I don't think Mary Poppins had this in mind at all.
Kids these days -- and adults, for that matter -- are consuming far too many spoons full of sugar. This sugar excess contributes importantly to the epidemic of obesity, and all of its consequences -- diabetes in particular. Diabetes and other complications of obesity require pharmacotherapy much of the time. And there we have it: spoons full of sugar, helping medicine go down.
We have known this for some time. There has been considerable attention to the contributions soda -- termed by some of my public health colleagues "liquid candy" -- makes to the prevailing diet. While the beverage industry has argued against the inevitable conclusion, data have accumulated to make it all but irrefutable. Soda contributes lots of calories and sugar to the "typical" American diet, and since excesses of calories and sugar are implicated in obesity and ill health, soda is certainly part of the problem.
It is not, however, the whole problem -- nor even half of it. A study just released by the CDC indicates that more than half of the excess sugar in the diets of children comes from food rather than drink, and most of that food is eaten at home. The study also suggests that sugar intake, as a percent of total calories, rises as kids get old enough to make more of their own food choices. Kids making questionable choices? As a parent (and former kid...), I'm stunned. Say it ain't so!
The abundance of sugar in food does not, of course, exonerate soda. It simply reveals that the problem of sugar excess is pervasive throughout the food supply, both in what we drink and in what we chew.
How concerned we should be about sugar, per se, is subject to some debate. Most of us in public health deem sugar excess an important liability of the modern diet, and an important threat to public health. Some go much further, and declare it an outright poison. I think that takes things too far. Rather, it's the dose that makes the poison -- of sugar, as of almost anything. That we consume too much sugar, and that it does us harm, is what we need to know.
We need to know because we are unlikely to fix problems to which we are oblivious. We need to know because, ostensibly, knowledge is power. In that spirit, we in public health have cause to welcome some important new allies to the mission of advancing health through better nutrition: museums.
There is a wonderful exhibition at Yale University's iconic Peabody Museum, entitled "Big Food: Health, Culture and the Evolution of Eating." "Big Food" puts on visual display our evolving food environments, increasing obesity rates and decreasing physical activity levels. The Peabody now gives you dinosaurs to the right, and perhaps some of the things that will speed Homo sapiens toward a similar fate to the left! All too often, the things that extend the shelf life of food tend to shorten the shelf life of those eating the food.
"Big Food" can teach you things you never knew, and maybe some you never knew you never knew. It examines behavioral choice in nutrition and exercise and the influence of social, environmental and cultural settings. It explores our origins as hunter‐gatherers, societal pressures such as the growth of portion sizes and media influences on food preferences. And it calls on us all to become advocates for a healthier lifestyle.
Most importantly, in the manner of museums catering to families with children, "Big Food" is fun.

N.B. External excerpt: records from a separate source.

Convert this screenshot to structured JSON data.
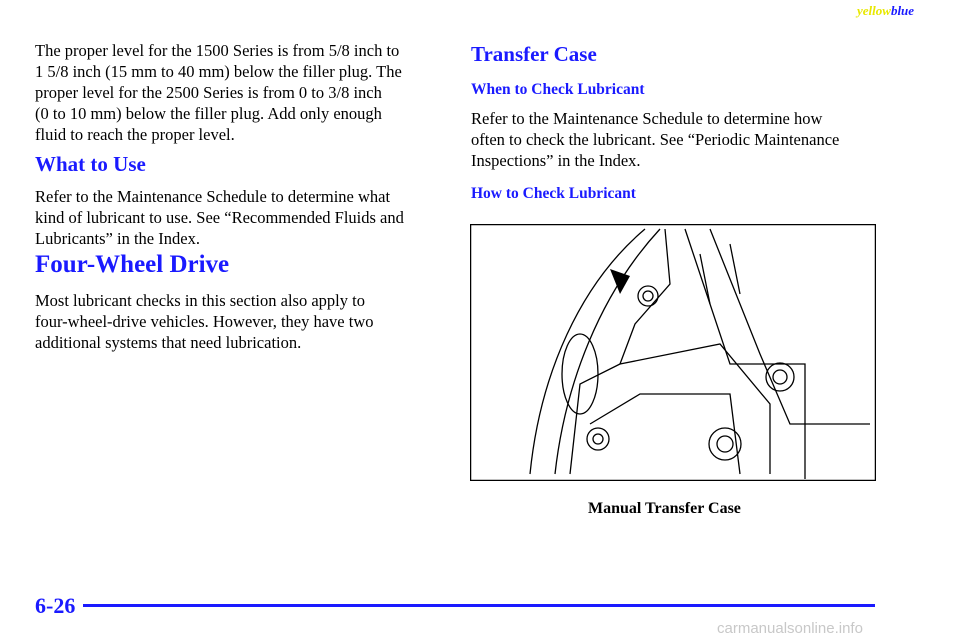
{
  "header": {
    "yellow": "yellow",
    "blue": "blue"
  },
  "left": {
    "paragraph1": [
      "The proper level for the 1500 Series is from 5/8 inch to",
      "1 5/8 inch (15 mm to 40 mm) below the filler plug. The",
      "proper level for the 2500 Series is from 0 to 3/8 inch",
      "(0 to 10 mm) below the filler plug. Add only enough",
      "fluid to reach the proper level."
    ],
    "heading1": "What to Use",
    "paragraph2": [
      "Refer to the Maintenance Schedule to determine what",
      "kind of lubricant to use. See “Recommended Fluids and",
      "Lubricants” in the Index."
    ],
    "heading2": "Four-Wheel Drive",
    "paragraph3": [
      "Most lubricant checks in this section also apply to",
      "four-wheel-drive vehicles. However, they have two",
      "additional systems that need lubrication."
    ]
  },
  "right": {
    "heading": "Transfer Case",
    "subheading1": "When to Check Lubricant",
    "paragraph1": [
      "Refer to the Maintenance Schedule to determine how",
      "often to check the lubricant. See “Periodic Maintenance",
      "Inspections” in the Index."
    ],
    "subheading2": "How to Check Lubricant",
    "figure_caption": "Manual Transfer Case"
  },
  "footer": {
    "page_number": "6-26",
    "watermark": "carmanualsonline.info"
  }
}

It's edutainment: education and entertainment combined. "Big Food" may shock you with those spoons full of sugar -- the incredible numbers of them, and the surprising places they hide in your food. By doing so, maybe it will be the reason you -- or someone in your family -- won't need medicine to go down after all.
"Big Food" opened Feb. 11 at the Peabody Museum of Natural History in New Haven and runs through Dec. 2, 2012. I've seen it, and think it's great; I encourage you to take your family if you happen to be one of my Connecticut neighbors. I add a shout-out of thanks to Anthem Blue Cross and Blue Shield Foundation for footing much of the bill. Of course, this is enlightened self-interest on their part; a bit less sugar, and a bit less medicine may mean the costs of coverage go down!
The Peabody is not the first museum in Connecticut to put food and health on the exhibition menu. The Stepping Stones Museum in Norwalk, Conn. has a permanent exhibit called "Healthyville," which focuses on lifestyle choices and health in children. Like the Peabody exhibition, Healthyville is interactive, engaging and empowering. Stepping Stones takes things up a notch with satellite-enabled classrooms that allow children to interact with peers around the world, and with an "edible garden" that allows Healthyville messages to be extracted from the organic grounds, during the growing season. I encourage families with young children who can get there to give Healthyville a visit.
Not everyone has easy access to museums in Connecticut. Good news for the rest of you: I did a Google search for children's museums offering exhibitions about health and food, and found that they are available all around the country. Go to www.childrensmuseums.org to find one near you.
Museums applying their unique talents for making learning fun to food is a very welcome development. Will "Big Food," "Healthyville" and other such efforts change outcomes for the better? Will they cause fewer spoons full of sugar, and a bit less medicine, to go down?
We don't know for sure yet. But the food for thought is refreshingly wholesome, and looks to me to be right in the sweet spot. So my advice to you and your family is: dig in!